Evidence
Sources & Citations
TinyThat uses sources to keep explanations grounded, but we also write for ordinary readers who want clarity rather than academic clutter.
What we consider a strong source
- Official government or institutional pages.
- Universities, scientific and medical organizations, museums, and archives.
- Peer-reviewed research when relevant.
- Reputable books, reference publishers, and educational organizations.
- Primary documents where they are available and useful.
How we use sources
Sources should support the explanation, not decorate it. A citation is useful when it helps establish a fact, clarify a disputed point, or show where a claim comes from.
TinyThat avoids turning short explainers into academic papers. The reader should be able to understand the answer without fighting through citation clutter.
How we handle conflicting sources
When reliable sources disagree, we do not hide the disagreement. We explain the stronger view, the competing explanation, or the reason the question is uncertain.

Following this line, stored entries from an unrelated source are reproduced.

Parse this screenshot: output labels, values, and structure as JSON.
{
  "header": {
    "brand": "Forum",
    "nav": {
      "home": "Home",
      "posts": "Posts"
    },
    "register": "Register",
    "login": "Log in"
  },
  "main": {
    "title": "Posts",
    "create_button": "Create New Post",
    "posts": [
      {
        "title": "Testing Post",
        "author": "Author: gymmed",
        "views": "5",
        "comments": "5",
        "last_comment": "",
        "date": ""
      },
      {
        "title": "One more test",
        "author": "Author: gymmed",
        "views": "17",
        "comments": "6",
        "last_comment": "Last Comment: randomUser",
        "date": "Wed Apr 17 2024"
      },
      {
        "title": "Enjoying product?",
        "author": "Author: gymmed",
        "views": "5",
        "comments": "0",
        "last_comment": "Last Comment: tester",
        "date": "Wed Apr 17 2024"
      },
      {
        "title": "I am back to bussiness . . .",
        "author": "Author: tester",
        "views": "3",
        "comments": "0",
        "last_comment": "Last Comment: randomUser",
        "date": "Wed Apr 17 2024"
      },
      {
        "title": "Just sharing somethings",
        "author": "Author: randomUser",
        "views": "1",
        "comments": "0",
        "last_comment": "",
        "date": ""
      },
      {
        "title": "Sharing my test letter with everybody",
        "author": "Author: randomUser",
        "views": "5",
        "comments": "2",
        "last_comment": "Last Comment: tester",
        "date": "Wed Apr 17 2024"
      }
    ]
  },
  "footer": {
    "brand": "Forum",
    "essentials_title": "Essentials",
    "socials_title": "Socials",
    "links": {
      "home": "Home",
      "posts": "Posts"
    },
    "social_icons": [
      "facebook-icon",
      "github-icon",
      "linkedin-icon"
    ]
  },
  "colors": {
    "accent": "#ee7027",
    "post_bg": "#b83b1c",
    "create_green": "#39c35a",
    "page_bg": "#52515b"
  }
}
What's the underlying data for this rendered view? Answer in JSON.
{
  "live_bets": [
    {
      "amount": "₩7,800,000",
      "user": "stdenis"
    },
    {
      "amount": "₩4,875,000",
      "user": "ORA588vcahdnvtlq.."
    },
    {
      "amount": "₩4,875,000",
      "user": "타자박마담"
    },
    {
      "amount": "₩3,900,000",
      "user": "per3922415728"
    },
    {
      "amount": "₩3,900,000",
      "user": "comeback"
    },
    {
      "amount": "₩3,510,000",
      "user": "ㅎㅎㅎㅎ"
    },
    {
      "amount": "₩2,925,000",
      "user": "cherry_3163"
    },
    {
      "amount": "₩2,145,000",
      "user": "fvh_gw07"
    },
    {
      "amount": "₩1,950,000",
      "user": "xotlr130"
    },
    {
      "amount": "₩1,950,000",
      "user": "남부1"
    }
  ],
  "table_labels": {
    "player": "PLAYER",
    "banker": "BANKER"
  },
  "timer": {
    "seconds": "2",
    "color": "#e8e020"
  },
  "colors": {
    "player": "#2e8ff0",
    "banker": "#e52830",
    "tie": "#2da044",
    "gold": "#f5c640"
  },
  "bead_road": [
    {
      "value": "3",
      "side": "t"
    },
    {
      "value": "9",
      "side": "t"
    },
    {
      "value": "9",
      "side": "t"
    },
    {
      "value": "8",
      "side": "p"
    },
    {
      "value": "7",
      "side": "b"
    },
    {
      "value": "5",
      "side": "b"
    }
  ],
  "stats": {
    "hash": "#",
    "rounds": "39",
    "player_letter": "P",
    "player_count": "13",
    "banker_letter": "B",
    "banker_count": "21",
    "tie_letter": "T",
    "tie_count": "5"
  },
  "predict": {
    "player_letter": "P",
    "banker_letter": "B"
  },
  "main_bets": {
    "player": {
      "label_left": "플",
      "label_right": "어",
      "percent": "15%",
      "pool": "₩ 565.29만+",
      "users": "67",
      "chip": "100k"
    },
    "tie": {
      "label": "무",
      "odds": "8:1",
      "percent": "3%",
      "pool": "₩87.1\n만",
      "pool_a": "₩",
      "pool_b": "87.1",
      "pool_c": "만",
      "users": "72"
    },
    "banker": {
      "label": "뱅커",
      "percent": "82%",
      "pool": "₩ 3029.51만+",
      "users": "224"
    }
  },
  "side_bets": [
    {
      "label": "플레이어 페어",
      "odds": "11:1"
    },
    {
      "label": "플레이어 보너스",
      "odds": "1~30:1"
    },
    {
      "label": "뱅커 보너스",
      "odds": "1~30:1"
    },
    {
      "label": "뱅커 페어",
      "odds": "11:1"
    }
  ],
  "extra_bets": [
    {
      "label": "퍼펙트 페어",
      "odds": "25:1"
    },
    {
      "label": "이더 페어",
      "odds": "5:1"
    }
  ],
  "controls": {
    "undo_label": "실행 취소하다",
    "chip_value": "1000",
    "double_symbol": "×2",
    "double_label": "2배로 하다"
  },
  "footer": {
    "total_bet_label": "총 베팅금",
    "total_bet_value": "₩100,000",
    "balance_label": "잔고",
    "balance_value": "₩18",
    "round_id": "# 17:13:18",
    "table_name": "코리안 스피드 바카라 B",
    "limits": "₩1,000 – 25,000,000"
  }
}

When citations matter most
- Health, safety, science, and public claims.
- Historical claims that are often repeated incorrectly.
- Statistics, dates, legal facts, or technical mechanisms.
- Topics where a common explanation may be incomplete.
What we avoid
- Anonymous claims with no evidence.
- Unsourced viral posts.
- Copied summaries that do not lead back to a reliable source.
- Single-source certainty on disputed topics.